The Aluminum Rule

In line with what many other religious traditions have preached as well, Jesus said: 

Do unto others as you would have them do unto you. 

This has been called the Golden Rule. Not everyone feels ready to follow the Golden Rule. So I would like to propound the Aluminum Rule, framed as a less demanding version of Utilitarianism:

When acting collectively–or considering collective actions–put a weight on the welfare of human beings outside the in-group at least one-hundredth as much as the welfare of those in the in-group. 

To make clear what this means, conducting cost-benefit analysis that put a weight of zero on non-citizens, for example, would violate the Aluminum rule. 

It might seem that the Aluminum rule would not have much bite, but that is not so. In “Inequality Aversion Utility Functions: Would $1000 Mean More to a Poorer Family than $4000 to One Twice as Rich?” talked about results that indicate that there is actually quite wide agreement that a dollar means at least 4 times as much to someone who is living on half as much income. Extending that elasticity (of 2 or more) to lower levels of income, it means that a dollar would mean something like 100 times as much to someone who has only 1/10 the income. Thus, a weight of 1/100 on someone in the out-group can be counteracted by someone in the out-group having an income only 1/10 or less of those in the in-group. Given the enormous differences in income levels between the typical individual in various different countries, following the aluminum rule would then mean that the welfare of those in relatively poor nations would bulk large in overall Aluminum-Rule calculations.

One might think that this would recommend that we do more foreign aid. It isn’t that easy. As Angus Deaton argues in his wonderful book The Great Escape: Health, Wealth, and the Origins of Inequality, foreign aid is very often literally corrupting, by putting money in the hands of people who don’t necessarily have the welfare of other people in their nation at heart. No, the most reliable way to help people in poor countries is to let them in. As I wrote in “The Message of Jesus for Non-Supernaturalists”:

The essence of oppression is to run things for the benefit of an in-group at the expense of an out-group. In my post “‘Keep the Riffraff Out!’” I point out three ways in which we routinely use exclusion to run things for the benefit of an in-group at the expense of an out-group.

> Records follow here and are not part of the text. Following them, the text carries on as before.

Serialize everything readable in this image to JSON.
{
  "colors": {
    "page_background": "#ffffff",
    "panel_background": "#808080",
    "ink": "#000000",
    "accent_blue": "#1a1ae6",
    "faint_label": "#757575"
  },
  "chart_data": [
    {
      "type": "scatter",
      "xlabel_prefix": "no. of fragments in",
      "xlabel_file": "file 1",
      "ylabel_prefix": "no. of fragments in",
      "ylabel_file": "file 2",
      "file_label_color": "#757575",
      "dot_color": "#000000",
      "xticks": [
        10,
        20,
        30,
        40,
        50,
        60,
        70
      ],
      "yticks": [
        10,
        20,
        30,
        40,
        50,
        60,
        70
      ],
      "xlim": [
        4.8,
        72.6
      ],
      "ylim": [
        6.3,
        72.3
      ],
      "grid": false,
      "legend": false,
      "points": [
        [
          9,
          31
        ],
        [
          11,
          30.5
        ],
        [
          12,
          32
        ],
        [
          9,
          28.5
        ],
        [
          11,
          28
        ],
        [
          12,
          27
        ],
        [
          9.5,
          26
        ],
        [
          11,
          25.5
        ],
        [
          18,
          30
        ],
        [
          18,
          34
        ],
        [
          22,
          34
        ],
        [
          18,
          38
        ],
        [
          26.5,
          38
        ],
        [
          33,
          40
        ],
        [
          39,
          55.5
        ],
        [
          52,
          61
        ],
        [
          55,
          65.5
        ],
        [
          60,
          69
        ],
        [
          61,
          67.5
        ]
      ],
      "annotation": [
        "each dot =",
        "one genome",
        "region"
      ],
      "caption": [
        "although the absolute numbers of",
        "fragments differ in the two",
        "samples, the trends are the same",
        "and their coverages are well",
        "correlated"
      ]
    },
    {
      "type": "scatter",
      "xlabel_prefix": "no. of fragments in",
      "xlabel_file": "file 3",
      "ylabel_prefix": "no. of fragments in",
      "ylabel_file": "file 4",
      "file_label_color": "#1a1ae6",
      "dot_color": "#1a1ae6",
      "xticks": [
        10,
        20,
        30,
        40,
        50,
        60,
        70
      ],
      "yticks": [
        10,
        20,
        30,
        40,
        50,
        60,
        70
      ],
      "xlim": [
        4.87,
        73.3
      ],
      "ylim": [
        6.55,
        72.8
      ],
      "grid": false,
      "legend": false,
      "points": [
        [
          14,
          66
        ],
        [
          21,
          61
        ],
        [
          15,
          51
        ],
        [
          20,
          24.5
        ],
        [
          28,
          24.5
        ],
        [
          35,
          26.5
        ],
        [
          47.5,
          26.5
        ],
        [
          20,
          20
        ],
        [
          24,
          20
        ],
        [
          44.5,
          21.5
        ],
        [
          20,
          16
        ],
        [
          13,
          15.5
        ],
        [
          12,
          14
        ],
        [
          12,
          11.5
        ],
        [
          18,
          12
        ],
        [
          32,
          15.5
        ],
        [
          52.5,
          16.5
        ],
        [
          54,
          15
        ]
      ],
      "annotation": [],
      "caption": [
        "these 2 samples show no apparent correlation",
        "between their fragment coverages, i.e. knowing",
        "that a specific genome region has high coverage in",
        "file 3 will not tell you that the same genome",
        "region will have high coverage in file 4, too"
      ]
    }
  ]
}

The first is to put up fences and guards to keep out immigrants desperate to become part of a well-run liberal democracy. Why do we keep them out? In order to benefit a subset of citizens—of the in-group—even at terrible cost to those being kept out. Or when they get in despite our best efforts, we keep them in constant fear of deportation and thereby keep them at the margins of society.

We are often moved to compassion when we see pictures of people suffering in other countries, and send money to help. But other than limited areas such as fighting illness, it is very difficult to make things better over there where evil rules. But if we focus on helping people rather than helping nations, it is simplicity itself to help the people in other nations: let them in! It is much easier to bring the people to good systems of governance than it is to bring good systems of governance to people where they are. Where they are, evil systems designed for oppression will fight us tooth and nail. Here at home, we only have to fight the evil in our own hearts, with a fundamentally good system designed to keep our own evil in check backing us up.

The cost-benefit calculus for more open borders is only strengthened by considering how it may save those of us already in well-run countries. As I wrote in “Why Thinking about China is the Key to a Free World”:

Strengthening the free world numerically

Bringing more people into the free world is easier than it sounds. The key is to focus on people, not patches of ground. Although it is hard to bring a patch of ground currently subject to an oppressive regime under free institutions, the economic importance of land—apart from what is on top of the land—continues to decline relative to the importance of people, education and training, ideas and capital. Once one focuses on people, the answer is clear: bring people to where freedom already rules. That is so easy it is hard to do the opposite. Many people in benighted countries seek freedom and the prosperity that full freedom enables. Standing in the way of those hopes, many otherwise free countries make strenuous efforts to keep those people seeking prosperity and freedom out.

Currently, there is much agonizing about the dangers of allowing refugees from war-torn Middle-Eastern countries to come into safe-haven countries for fear that this might let terrorists in, even after strenuous efforts to identify potential terrorists to keep them out while letting others from those war-torn countries in. I do not think a man who willingly allowed himself to be crucified in order to demonstrate the power of love would take such a position. But be that as it may, rest assured that even if one takes such a position, there are many, many people from other benighted countries who can be let in who pose no such danger.  

I don’t mean to suggest at all that the only implications of the Aluminum Rule are for immigration policy. I would love to see the outcome of many calculations based on the Aluminum Rule. The principle of the Aluminum Rule can go far in illuminating what we should do, and may yet prove a stepping stone toward the Golden Rule itself.